Pour le garçon qu’on avait jugé trop vite.

Pour la vieille dame qu’on avait crue seulement seule.

Pour les deux qui s’étaient trouvés au bon moment.

Moi, je regardais la scène, et quelque chose en moi se réparait doucement.

Pas d’un coup.

Pas comme dans les films.

Mais comme un jardin.

Un samedi après l’autre.

Une conversation après l’autre.

Un café après l’autre.

À la fin de l’été, on a repeint les volets bleus.

Enfin, surtout Léo.

Moi, j’ai beaucoup tenu l’échelle et fait semblant d’être utile.

Maman supervisait depuis le banc.

— Plus à gauche, Camille.

— Maman, je tiens juste le pot.

— Justement, tiens-le mieux.

Léo riait tellement qu’il a fait tomber une goutte de peinture sur sa chaussure.

— Elle commande comme une cheffe, votre mère.

— Tu ne sais pas la moitié, ai-je dit.

Quand les volets ont séché, la maison semblait plus vivante.

Pas neuve.

Ce n’était pas le but.

Elle gardait ses fissures, ses marches usées, son banc fatigué.

Mais elle respirait.

Comme maman.

Comme moi.

Un soir de septembre, nous étions tous les trois devant la maison.

Le ciel devenait rose au-dessus des champs.

Maman avait mis le vieux pull de papa sur ses épaules.

Celui qu’elle n’arrivait pas à donner.

Léo a apporté du café.

Moi, j’ai coupé une tarte.

Pendant un moment, personne n’a parlé.

Puis maman a dit :

— Vous savez, je ne suis plus seule.

J’ai senti ma gorge se serrer.

Elle a pris ma main.

Puis celle de Léo.

— Et vous non plus.

Léo a regardé ses chaussures.

Moi, j’ai regardé le banc.

Ce banc que j’avais imaginé vide.

Ce banc qui m’avait fait peur.

Il ne l’était pas.

Pas ce soir-là.

Il portait une vieille mère, une fille qui apprenait à revenir, et un garçon qui avait trouvé une place sans qu’on lui demande de changer de peau.

J’avais passé des années à croire que l’amour se prouvait par des solutions.

Des virements.

Des livraisons.

Des démarches.

Des choses utiles.

Mais l’amour, le vrai, tenait parfois dans quelque chose de beaucoup plus simple.

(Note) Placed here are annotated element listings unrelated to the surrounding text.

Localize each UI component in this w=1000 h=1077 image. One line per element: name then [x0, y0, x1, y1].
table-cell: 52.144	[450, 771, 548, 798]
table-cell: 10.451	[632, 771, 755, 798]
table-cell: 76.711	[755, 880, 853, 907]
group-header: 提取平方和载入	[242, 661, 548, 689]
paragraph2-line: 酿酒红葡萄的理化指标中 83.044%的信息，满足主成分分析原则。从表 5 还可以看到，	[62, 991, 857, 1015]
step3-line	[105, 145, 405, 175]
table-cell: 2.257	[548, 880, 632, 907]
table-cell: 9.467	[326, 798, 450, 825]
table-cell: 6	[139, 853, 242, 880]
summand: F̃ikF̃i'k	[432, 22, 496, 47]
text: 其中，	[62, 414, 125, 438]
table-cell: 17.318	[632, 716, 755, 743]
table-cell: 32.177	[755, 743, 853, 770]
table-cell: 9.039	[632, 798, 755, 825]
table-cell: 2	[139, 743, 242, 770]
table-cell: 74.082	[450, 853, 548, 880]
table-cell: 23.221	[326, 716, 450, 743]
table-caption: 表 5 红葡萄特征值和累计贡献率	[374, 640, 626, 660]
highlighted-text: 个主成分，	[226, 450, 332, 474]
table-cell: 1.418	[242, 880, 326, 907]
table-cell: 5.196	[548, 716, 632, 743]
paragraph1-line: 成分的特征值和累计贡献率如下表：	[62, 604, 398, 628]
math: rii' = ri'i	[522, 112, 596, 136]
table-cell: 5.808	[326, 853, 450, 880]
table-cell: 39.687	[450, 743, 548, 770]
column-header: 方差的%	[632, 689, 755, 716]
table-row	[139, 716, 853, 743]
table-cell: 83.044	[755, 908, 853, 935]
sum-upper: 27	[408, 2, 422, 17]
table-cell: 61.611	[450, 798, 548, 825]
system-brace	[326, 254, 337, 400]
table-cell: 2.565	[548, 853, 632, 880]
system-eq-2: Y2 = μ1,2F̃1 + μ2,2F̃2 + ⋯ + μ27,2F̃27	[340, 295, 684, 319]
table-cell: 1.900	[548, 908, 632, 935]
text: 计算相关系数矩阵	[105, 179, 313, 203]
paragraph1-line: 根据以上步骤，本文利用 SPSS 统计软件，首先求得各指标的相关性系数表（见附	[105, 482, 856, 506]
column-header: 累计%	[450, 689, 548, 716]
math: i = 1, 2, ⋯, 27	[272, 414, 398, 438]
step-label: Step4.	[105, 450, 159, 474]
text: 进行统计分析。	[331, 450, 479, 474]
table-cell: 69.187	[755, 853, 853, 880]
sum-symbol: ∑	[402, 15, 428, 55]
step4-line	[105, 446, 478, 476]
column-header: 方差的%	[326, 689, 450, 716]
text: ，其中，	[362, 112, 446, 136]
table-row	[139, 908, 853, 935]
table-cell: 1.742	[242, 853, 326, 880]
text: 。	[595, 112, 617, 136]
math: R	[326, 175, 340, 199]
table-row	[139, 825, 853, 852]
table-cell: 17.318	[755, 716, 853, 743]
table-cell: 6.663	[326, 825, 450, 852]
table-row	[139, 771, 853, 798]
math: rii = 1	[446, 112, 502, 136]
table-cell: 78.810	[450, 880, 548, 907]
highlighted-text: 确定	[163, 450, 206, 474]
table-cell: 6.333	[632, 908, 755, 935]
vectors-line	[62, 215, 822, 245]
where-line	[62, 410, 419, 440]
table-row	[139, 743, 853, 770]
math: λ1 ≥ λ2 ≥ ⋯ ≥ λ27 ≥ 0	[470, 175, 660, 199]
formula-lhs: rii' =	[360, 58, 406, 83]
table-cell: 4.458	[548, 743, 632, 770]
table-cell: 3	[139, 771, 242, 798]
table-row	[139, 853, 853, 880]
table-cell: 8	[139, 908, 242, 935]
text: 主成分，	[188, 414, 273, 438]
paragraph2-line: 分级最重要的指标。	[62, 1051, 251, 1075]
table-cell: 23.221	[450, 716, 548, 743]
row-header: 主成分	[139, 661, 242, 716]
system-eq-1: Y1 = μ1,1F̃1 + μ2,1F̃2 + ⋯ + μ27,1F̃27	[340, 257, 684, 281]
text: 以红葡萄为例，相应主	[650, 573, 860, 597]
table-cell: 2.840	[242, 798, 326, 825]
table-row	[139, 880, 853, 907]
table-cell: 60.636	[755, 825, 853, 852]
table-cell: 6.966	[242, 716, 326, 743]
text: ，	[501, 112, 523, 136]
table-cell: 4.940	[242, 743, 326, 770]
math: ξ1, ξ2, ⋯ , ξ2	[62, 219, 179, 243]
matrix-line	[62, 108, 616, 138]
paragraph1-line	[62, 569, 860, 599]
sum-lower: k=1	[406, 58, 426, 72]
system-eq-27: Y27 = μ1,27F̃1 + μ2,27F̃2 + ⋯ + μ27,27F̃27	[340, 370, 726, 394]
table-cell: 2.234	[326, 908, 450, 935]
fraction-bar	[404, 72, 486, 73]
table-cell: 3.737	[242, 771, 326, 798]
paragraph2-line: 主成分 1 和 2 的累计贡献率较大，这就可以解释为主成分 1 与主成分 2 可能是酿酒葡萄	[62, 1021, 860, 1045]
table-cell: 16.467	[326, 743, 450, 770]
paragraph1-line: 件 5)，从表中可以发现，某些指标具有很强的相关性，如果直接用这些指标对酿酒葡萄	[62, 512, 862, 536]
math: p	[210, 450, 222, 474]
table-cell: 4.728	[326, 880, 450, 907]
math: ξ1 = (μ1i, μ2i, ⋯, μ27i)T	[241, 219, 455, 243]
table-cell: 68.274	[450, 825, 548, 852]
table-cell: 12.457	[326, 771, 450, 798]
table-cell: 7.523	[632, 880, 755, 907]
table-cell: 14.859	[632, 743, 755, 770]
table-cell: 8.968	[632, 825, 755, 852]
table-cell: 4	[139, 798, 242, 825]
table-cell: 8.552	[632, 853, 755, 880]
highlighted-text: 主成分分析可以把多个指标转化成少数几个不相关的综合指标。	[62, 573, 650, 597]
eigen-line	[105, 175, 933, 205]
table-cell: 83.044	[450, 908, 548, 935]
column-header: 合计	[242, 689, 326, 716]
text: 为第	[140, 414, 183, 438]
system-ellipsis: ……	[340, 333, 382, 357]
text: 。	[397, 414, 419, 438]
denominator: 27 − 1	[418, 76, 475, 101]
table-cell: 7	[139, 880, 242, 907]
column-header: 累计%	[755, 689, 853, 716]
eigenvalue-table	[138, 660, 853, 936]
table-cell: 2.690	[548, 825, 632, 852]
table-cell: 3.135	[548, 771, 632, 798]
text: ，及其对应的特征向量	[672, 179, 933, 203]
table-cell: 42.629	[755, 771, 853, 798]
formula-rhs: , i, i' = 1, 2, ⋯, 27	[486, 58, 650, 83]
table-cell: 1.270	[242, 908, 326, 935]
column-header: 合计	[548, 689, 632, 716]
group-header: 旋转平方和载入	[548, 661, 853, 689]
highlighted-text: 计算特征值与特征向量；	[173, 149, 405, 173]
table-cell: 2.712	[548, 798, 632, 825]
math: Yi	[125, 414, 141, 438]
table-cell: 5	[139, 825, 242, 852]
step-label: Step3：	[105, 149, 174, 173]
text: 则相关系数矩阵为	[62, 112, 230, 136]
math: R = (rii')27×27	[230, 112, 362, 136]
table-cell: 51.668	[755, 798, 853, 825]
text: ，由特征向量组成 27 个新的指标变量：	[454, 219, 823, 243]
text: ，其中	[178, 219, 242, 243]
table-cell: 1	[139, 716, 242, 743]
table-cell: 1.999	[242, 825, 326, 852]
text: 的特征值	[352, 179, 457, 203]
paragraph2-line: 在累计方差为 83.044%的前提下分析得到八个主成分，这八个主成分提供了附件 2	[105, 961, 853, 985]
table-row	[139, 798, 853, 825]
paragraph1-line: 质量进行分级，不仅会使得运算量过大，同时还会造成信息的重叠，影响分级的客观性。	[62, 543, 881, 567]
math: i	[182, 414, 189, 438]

Une heure sans regarder son téléphone.

Une chaise tirée pour quelqu’un.

Un café partagé.

Une histoire déjà entendue, mais écoutée comme si c’était la première fois.

Aujourd’hui, je travaille toujours.

Je vis toujours à Paris.

Je cours encore parfois trop vite.

Mais tous les vendredis, quand je peux, je prends la route de Bourgogne.

Et quand je ne peux pas, j’appelle vraiment.

Pas entre deux portes.

Pas avec une réunion dans cinq minutes.

J’appelle pour entendre ma mère me parler de ses tomates.

De ses genoux.

De Léo, qui commence à faire des éclairs presque présentables.

De papa, parfois.

Sans fuir.

Sans changer de sujet.

Parce que j’ai compris une chose simple.

Nos parents ne nous demandent pas de sauver leur vie.

Ils nous demandent de ne pas disparaître de la leur.

Et parfois, la personne qui nous le rappelle porte un sweat noir, des tatouages sur les bras, des baskets abîmées, et arrive sur un vieux skateboard avec trois pots de basilic.

Depuis, quand je vois quelqu’un que j’aurais jugé trop vite, je pense à Léo.

Et quand je vois une vieille maison au bout d’un village, avec un banc devant la porte, je ralentis un peu.

Parce que je sais maintenant ce qu’il peut y avoir sur ce banc.

Pas seulement une personne âgée.

Pas seulement une solitude.

Mais une vie entière qui attend encore qu’on s’assoie à côté d’elle.